Partout, le constat est le même : le changement collectif s’appuie sur des visages connus et de confiance.

Pourquoi parle-t-on d’ambassadeurs aujourd’hui ?

Le mot a changé, mais l’idée reste la même. Un ambassadeur, c’est une personne qui incarne un message, inspire confiance et entraîne les autres. Dans la recherche scientifique, on parle aussi de « champions » ou de « leaders d’opinion ».

Toutes les études en sciences comportementales convergent : un message porté par un pair a beaucoup plus d’impact qu’une campagne institutionnelle descendante. C’est humain : on se fie plus facilement à un voisin ou un ami qu’à une affiche publicitaire.

Réactiver ce rôle avec la solution Zzzapp

Chez Colnex, nous croyons profondément à cette approche. Non pas parce qu’elle est tendance, mais parce qu’elle s’ancre dans l’histoire et dans la preuve.

Notre rôle n’est pas d’inventer l’ambassadeur, mais de réactiver cette fonction qui s’est effacée avec l’urbanisation. Avec Zzzapp, nous outillons ces citoyens pour qu’ils retrouvent toute leur puissance d’action.

Concrètement, cela signifie former et équiper des volontaires qui deviennent des points d’appui pour leur quartier. Ce sont eux qui expliquent les bons gestes de lutte anti-vectorielle, qui rassurent et montrent l’exemple. Loin d’être de simples relais d’information, les utilisateurs de Zzzapp deviennent de véritables moteurs du changement local.

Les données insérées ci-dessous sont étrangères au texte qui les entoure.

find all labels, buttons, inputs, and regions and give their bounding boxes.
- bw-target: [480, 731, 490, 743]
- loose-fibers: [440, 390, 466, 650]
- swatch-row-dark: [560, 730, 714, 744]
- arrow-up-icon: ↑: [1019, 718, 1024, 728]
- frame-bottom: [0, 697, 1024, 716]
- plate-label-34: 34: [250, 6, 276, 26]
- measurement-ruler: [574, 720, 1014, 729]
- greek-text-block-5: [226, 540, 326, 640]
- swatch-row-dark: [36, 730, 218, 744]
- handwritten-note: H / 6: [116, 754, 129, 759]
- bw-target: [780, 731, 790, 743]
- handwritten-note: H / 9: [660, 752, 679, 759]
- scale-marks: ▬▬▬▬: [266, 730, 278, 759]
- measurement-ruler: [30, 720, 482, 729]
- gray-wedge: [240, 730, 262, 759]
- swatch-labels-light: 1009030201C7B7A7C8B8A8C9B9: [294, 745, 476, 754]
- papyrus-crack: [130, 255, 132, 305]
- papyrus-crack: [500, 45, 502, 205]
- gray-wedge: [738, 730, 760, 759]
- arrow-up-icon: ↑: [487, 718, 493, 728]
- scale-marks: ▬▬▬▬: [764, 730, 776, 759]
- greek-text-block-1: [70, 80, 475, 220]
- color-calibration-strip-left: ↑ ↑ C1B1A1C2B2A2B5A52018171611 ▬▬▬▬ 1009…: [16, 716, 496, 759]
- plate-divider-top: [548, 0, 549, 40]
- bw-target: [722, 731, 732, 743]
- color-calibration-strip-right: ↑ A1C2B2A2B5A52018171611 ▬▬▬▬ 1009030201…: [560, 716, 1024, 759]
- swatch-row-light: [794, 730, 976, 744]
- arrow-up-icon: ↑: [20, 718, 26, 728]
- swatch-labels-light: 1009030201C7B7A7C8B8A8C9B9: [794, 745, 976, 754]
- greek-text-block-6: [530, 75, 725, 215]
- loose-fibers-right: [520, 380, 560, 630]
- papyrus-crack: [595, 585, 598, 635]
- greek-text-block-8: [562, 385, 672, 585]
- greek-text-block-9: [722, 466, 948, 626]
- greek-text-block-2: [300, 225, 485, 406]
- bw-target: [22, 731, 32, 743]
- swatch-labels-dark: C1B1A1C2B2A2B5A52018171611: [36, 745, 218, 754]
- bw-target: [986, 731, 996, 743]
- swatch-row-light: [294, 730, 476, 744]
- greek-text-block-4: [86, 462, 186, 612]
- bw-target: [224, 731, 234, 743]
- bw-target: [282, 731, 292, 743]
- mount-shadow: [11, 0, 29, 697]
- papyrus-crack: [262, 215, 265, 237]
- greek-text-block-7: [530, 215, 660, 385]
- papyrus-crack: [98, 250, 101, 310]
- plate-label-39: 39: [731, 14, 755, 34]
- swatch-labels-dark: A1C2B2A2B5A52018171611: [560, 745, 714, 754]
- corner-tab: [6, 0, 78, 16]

Conclusion : un futur ancré dans le passé

En réalité, nous n’inventons rien. Nous redonnons simplement une place à ce qui a toujours existé : ces figures de proximité qui rendent possible le passage de l’individuel au collectif.

Face aux défis sanitaires et environnementaux, nous aurons besoin d’outils numériques et de données. Mais nous aurons surtout besoin de femmes et d’hommes capables de retisser du lien. Et si l’avenir se construisait justement en redonnant vie à ce rôle d’ambassadeur du changement ?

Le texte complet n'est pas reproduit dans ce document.